Thanks for your reply..

Could you please elaborate... I have picked the report ... Peripheral Skill group real time all fields and selected the current field from the grid and selected CallsQNow and right click and set threshold- has only options to change the text color and background color or put in the link for the image under image location

I do not see any option to play sound .. My Cuic is on version : Version:8.5(2) build 1 (8_5_2_10000_90)

Your prompt response would be appreciated.

Thanks
Ram

You would have to play the sound yourself using the Windows API. You will need to refer to Microsoft for doing that.

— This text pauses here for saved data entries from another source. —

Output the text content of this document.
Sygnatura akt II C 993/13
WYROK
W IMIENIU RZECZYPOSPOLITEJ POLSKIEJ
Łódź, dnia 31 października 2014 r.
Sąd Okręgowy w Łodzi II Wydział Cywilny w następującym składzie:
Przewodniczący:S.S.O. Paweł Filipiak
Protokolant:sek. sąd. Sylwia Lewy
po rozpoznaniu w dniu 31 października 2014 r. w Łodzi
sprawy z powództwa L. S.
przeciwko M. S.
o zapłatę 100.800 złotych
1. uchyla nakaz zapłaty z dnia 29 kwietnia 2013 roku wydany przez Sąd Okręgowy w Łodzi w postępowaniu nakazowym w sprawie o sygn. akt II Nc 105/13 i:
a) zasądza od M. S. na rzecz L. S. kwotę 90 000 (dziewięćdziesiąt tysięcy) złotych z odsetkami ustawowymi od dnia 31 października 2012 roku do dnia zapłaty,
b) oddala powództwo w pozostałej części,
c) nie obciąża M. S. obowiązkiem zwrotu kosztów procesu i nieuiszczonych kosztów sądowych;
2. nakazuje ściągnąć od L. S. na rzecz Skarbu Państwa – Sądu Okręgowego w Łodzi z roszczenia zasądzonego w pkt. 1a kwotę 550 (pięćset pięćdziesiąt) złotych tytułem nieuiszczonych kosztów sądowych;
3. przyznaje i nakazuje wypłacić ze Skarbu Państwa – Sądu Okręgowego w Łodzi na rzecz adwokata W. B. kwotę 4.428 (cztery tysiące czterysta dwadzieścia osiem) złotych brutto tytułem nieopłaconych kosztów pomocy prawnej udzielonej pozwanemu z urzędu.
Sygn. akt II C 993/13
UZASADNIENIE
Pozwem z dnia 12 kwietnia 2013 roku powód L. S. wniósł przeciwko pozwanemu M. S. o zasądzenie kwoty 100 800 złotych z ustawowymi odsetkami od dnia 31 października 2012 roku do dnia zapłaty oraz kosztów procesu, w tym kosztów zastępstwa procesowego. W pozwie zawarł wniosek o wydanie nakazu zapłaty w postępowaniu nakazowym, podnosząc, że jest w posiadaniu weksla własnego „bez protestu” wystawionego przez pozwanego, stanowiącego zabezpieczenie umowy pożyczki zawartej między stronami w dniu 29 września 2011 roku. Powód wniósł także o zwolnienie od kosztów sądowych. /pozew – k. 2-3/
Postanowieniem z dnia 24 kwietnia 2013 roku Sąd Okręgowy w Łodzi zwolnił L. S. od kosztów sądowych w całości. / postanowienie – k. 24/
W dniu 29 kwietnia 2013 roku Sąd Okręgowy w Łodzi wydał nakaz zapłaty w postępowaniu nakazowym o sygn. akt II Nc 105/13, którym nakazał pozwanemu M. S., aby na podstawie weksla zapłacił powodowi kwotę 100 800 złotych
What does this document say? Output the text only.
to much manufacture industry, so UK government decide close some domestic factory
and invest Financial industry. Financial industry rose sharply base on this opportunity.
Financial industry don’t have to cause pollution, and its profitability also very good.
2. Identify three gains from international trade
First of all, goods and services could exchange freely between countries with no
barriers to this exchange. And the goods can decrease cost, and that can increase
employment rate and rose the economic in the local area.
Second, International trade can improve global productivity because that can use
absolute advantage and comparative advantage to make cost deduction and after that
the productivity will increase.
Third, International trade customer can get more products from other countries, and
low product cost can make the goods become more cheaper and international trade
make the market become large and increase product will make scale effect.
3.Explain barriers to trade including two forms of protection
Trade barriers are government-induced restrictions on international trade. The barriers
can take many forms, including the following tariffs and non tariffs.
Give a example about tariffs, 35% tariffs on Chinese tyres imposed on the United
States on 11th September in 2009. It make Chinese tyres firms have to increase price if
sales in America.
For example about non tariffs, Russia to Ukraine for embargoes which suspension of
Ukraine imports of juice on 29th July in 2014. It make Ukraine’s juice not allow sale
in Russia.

I was not referring to doing any of this with CUIC (which is out of scope for this forum).

I was referring to obtaining the SkillGroupStatistics via the CTIOS API.

Hi David
 
Do you have any document on how to do this ... do i have to go back to my cisco accounts team or the people who build the CTI toolkit for me. to enhance the toolkit ?
if you could please ellobrate that would be great
 
Thanks
Ram

I do not know what you mean by people building the toolkit for you. You would need to enhance your application to enable sound using the Windows native sound API. You can receive skillgroupstatistics and then handle the statistics any way you choose (such as highlighting it or playing a sound). There is a thread on how to enable skillgroupstatistics here
http://developer.cisco.com/web/ctios/forums/-/message_boards/message/6430448

Another way to handle this is on the ICM system itself and a small windows utility or the desktop whatever you like. I did an app years ago on 7.2 that where the ICM Server itself would call a microapp in the Callflow that would call send a broadcast( or multicast ) packet out on the network that would then be caught by a small windows utility that would play a sound when it got one of those packets. The nice thing about using this was that you could build it as a stand alone or a CTIOS desktop so that non-CTIOS employees could be notified as well such as executives.